Pigment dispersion syndrome (PDS) is a known risk factor for glaucoma, with at least 1 in 10 patients with PDS developing glaucoma. There are no standardized clinical tools to stratify the risk of glaucoma onset or progression in the context of PDS. This study investigated whether multitrait polygenic risk scores (PRSs) built from variants collectively associated with open-angle glaucoma, intraocular pressure (IOP), and vertical cup:disc ratio (VCDR) could stratify individuals with PDS for their risk of glaucoma development.

DESIGN

Cross-sectional study of 2 independent PDS cohorts: the Australian and New Zealand Registry of Advanced Glaucoma (ANZRAG, n = 264), and the Glaucoma Services at the University of Iowa Carver College of Medicine (n = 203).

PARTICIPANTS

Participants of European ancestry with PDS were classified as PDS-Glaucoma (n = 288), PDS-Glaucoma Suspect (n = 110), or PDS-No Glaucoma (n = 69).

METHODS

Previously published and validated PRS for open-angle glaucoma, IOP, and VCDR were expressed as a percentile or quintile of an ancestrally matched normal population. Multivariable logistic and linear regressions and survival analyses were performed.

MAIN OUTCOME MEASURES

Odds of pigmentary glaucoma and odds of clinically relevant outcomes.

RESULTS

Participants from ANZRAG with PDS in the top quintile of an open-angle glaucoma-PRS had greater odds of glaucoma diagnosis compared with the bottom quintile (adjusted odds ratio [OR], 5.29; 95% confidence interval [CI], 1.57-21.28; P = 0.011). This observation was replicated among participants with PDS from the University of Iowa (adjusted OR, 4.07; 95% CI, 1.24-13.85; P = 0.021).

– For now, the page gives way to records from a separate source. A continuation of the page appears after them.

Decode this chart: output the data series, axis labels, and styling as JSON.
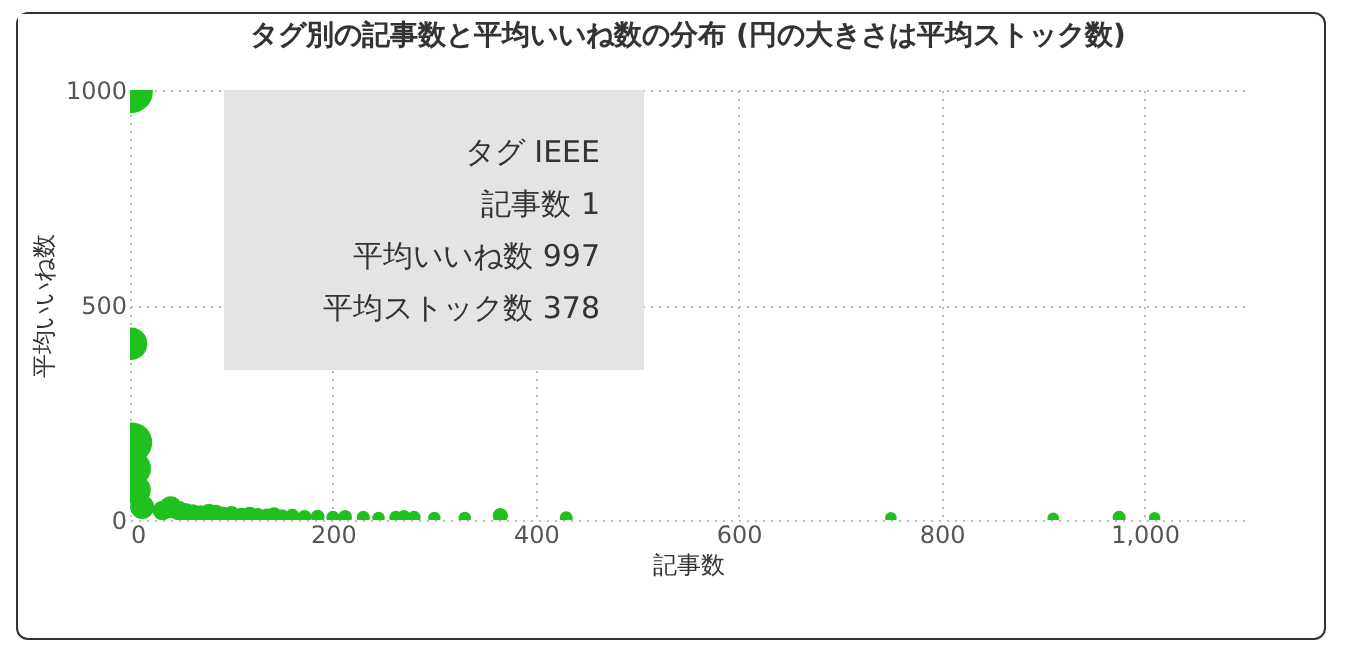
{
  "chart_data": {
    "type": "bubble",
    "title": "タグ別の記事数と平均いいね数の分布 (円の大きさは平均ストック数)",
    "xlabel": "記事数",
    "ylabel": "平均いいね数",
    "x": [
      1,
      1,
      2,
      4,
      6,
      12,
      32,
      40,
      48,
      55,
      62,
      70,
      78,
      85,
      92,
      100,
      110,
      118,
      126,
      135,
      142,
      150,
      160,
      172,
      185,
      200,
      212,
      230,
      245,
      262,
      270,
      280,
      300,
      330,
      365,
      430,
      750,
      910,
      975,
      1010
    ],
    "series": [
      {
        "color": "#1fc11f",
        "values": [
          997,
          410,
          180,
          120,
          70,
          30,
          22,
          30,
          22,
          18,
          15,
          14,
          16,
          15,
          12,
          13,
          10,
          12,
          10,
          9,
          11,
          8,
          9,
          7,
          8,
          6,
          7,
          6,
          5,
          6,
          7,
          6,
          5,
          5,
          10,
          5,
          5,
          4,
          6,
          5
        ],
        "sizes": [
          1,
          0.55,
          0.85,
          0.6,
          0.45,
          0.3,
          0.2,
          0.25,
          0.2,
          0.18,
          0.18,
          0.16,
          0.18,
          0.16,
          0.14,
          0.15,
          0.13,
          0.14,
          0.12,
          0.12,
          0.13,
          0.11,
          0.11,
          0.1,
          0.1,
          0.09,
          0.1,
          0.09,
          0.08,
          0.09,
          0.1,
          0.09,
          0.08,
          0.08,
          0.12,
          0.09,
          0.07,
          0.07,
          0.09,
          0.07
        ]
      }
    ],
    "xlim": [
      0,
      1100
    ],
    "xticks": [
      0,
      200,
      400,
      600,
      800,
      {
        "value": 1000,
        "label": "1,000"
      }
    ],
    "ylim": [
      0,
      1000
    ],
    "yticks": [
      0,
      500,
      1000
    ],
    "grid": true,
    "annotations": [
      "タグ IEEE",
      "記事数 1",
      "平均いいね数 997",
      "平均ストック数 378"
    ]
  }
}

Among those with PDS-Glaucoma across both cohorts combined, participants in the top quintile of glaucoma-PRS compared with the bottom quintile were diagnosed 8 years earlier (95% CI, 5.17-10.41; P < 0.001), recorded a maximum IOP 8 mmHg higher (95% CI, 2.89-11.95; P = 0.001), were at greater risk of escalation to incisional surgery (adjusted OR, 1.37; 95% CI, 1.03-1.87; P = 0.038), and were at greater risk of additional incisional surgeries to the same eye (adjusted OR, 1.27; 95% CI, 1.08-1.52; P = 0.006). A PRS for IOP also differentiated pigmentary glaucoma status; a PRS for VCDR did not.

CONCLUSIONS

A multitrait PRS for open-angle glaucoma stratifies risk of glaucoma onset and disease severity among individuals with PDS. FINANCIAL DISCLOSURE(S): Proprietary or commercial disclosure may be found in the Footnotes and Disclosures at the end of this article.